A National Collection

The achievements of UK art education have been marked in various ways, including showcase exhibitions of the work of graduating artists (the Young Contemporaries in the Fifties and Sixties; more recently the New Contemporaries and Fresh Art) and some exhibitions that focussed on particular educational practices [1].  Many of our colleges and universities have also established their own institutional collections to support or to celebrate the educational process.

It was not until the mid-1970s that there was a conscious effort to bring into existence a collection of works by artists who studied or taught in the art schools: the NCDAD passed on not only its validation work but also a collection of paintings, sculptures and fine prints.  Indeed it purchased these works specifically for the purpose.  The CNAA collection is important for three reasons.  Firstly, it has its roots in the tradition of art and design education for which Britain has gained such a high international reputation.  Second, the collection shows the strength and confidence with which artists in Britain embraced the prevailing abstraction of the 1960's and early 1970's (prominent among them being works by Sean Scully, Robyn Denny, Bridget Riley, John Carter and the late Kenneth Martin).

The third and most important reason is that the collection carries a message: it underlines the main principle underlying the Coldstream reform of the early Sixties - that practising artists and designers should exercise a controlling influence over higher education in the field.

The last Chairman of the NCDAD was Stewart Mason.  He convinced nervous assessors at the Department of Education and Science of the propriety of a project to assemble and bestow an art collection: he selected paintings, sculptures and prints to create a visible symbol of the achievements and vigorous independence of the art schools.  They would, he believed, 'immediately demonstrate the impact of the art and design sector upon what had hitherto been a strongly technologically-oriented body’ [2].  The art schools had developed a strong tradition, an ethos, and it was that ethos that the collection was to embody.

The CNAA Trust put forward the idea of building a national collection when it convened a seminar, accompanied by a second exhibition of the CNAA collection, in 1999 [3].  The proposal gained the support of a number of university-level fine art courses and of the subject association [4].  As the trust explored ways forward attention focussed on the possibility of a virtual, rather than a physical, collection.

After the millennium a national hanging committee selected works of art by artist-teachers at a number of UK universities and colleges and those works were assembled around the nucleus of the CNAA collection to form a permanent website.  The new website, funded by JISC [5] and carried out by VADS [6]), was launched by Alexander Graham-Dixon at the British Academy in 2003.  The works are accompanied by a database of information that can be interrogated using specially developed software.

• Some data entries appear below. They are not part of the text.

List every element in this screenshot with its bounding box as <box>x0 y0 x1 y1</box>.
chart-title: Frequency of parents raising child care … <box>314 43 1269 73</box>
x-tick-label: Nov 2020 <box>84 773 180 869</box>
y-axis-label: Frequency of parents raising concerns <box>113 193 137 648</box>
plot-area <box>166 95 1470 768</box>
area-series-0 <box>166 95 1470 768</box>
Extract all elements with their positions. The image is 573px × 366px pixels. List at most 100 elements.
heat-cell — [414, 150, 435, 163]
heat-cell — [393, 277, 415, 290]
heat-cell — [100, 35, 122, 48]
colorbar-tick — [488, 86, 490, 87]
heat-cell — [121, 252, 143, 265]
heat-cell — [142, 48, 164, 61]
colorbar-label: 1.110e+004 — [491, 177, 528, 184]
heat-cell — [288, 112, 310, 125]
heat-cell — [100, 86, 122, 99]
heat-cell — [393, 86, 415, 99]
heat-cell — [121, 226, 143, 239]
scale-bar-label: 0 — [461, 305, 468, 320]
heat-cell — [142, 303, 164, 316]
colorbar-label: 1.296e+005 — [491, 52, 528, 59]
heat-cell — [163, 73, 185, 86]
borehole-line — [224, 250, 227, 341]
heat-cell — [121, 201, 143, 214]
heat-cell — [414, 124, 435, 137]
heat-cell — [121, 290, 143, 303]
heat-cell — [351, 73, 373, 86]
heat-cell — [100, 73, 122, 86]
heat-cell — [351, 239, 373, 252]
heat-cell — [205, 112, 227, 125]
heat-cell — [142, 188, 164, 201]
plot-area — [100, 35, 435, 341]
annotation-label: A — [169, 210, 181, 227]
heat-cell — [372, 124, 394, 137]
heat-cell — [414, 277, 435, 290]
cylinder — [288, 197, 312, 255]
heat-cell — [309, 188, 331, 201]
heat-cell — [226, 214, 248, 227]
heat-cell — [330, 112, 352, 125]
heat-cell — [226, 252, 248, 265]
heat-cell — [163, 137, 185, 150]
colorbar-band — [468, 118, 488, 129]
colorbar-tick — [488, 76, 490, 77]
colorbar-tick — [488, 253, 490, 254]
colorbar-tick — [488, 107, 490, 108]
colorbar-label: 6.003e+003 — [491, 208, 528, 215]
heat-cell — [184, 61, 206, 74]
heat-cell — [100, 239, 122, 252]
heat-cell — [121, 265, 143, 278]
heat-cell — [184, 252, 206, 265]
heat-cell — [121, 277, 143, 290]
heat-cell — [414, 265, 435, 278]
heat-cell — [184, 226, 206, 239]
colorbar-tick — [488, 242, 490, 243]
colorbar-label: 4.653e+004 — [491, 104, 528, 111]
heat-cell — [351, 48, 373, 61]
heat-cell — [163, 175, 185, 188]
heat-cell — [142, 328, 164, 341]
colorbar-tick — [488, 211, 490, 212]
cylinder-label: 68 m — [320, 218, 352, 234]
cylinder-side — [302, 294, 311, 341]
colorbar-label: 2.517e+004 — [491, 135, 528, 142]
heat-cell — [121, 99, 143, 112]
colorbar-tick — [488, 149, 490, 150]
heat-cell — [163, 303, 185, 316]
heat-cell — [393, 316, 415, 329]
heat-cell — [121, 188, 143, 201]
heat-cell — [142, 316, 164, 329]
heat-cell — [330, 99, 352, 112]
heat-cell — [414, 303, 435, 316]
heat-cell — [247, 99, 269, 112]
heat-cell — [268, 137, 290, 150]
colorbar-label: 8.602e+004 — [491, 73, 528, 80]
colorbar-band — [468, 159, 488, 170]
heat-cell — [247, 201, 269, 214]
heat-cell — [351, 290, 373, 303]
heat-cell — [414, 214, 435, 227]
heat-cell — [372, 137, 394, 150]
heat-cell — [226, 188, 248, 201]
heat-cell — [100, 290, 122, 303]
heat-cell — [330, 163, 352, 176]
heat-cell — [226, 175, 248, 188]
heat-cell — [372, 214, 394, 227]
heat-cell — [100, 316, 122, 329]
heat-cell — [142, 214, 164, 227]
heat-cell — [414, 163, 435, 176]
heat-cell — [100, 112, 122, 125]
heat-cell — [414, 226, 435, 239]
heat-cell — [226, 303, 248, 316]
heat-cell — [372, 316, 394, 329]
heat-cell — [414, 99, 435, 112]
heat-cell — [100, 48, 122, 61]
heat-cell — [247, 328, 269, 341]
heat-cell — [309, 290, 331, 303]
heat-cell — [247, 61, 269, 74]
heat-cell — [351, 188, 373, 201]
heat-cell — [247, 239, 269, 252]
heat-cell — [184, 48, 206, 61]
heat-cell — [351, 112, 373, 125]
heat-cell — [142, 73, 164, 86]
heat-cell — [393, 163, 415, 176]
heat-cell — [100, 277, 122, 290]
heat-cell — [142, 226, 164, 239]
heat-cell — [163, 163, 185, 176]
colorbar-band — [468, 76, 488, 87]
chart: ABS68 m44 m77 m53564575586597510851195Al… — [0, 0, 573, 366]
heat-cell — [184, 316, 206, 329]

[1] E.g. The Developing Process, an exhibition held at the Institute of Contemporary Arts, London, in 1959.  A catalogue was published by Kings College, Durham.

[2] Robert Strand (1987), A Good Deal of Freedom: art and design in the public sector of higher education, 1960-1982.  London: CNAA.

[3]  The Education of Vision, an exhibition that inaugurated the Wingfield Gallery in Suffolk to accompany a national seminar documented in a resumé  edited by Stroud Cornock, published in June 1999.

[4]  The National Association for Fine Art Education (NAFAE)

[5]  The Joint Information Systems Committee (JISC) is an independent advisory body that supports further and higher education by providing strategic guidance, advice and opportunities to use Information and Communications Technology to support teaching, learning, research and administration.

[6]  Visual Arts Data Service, University of the Creative Arts.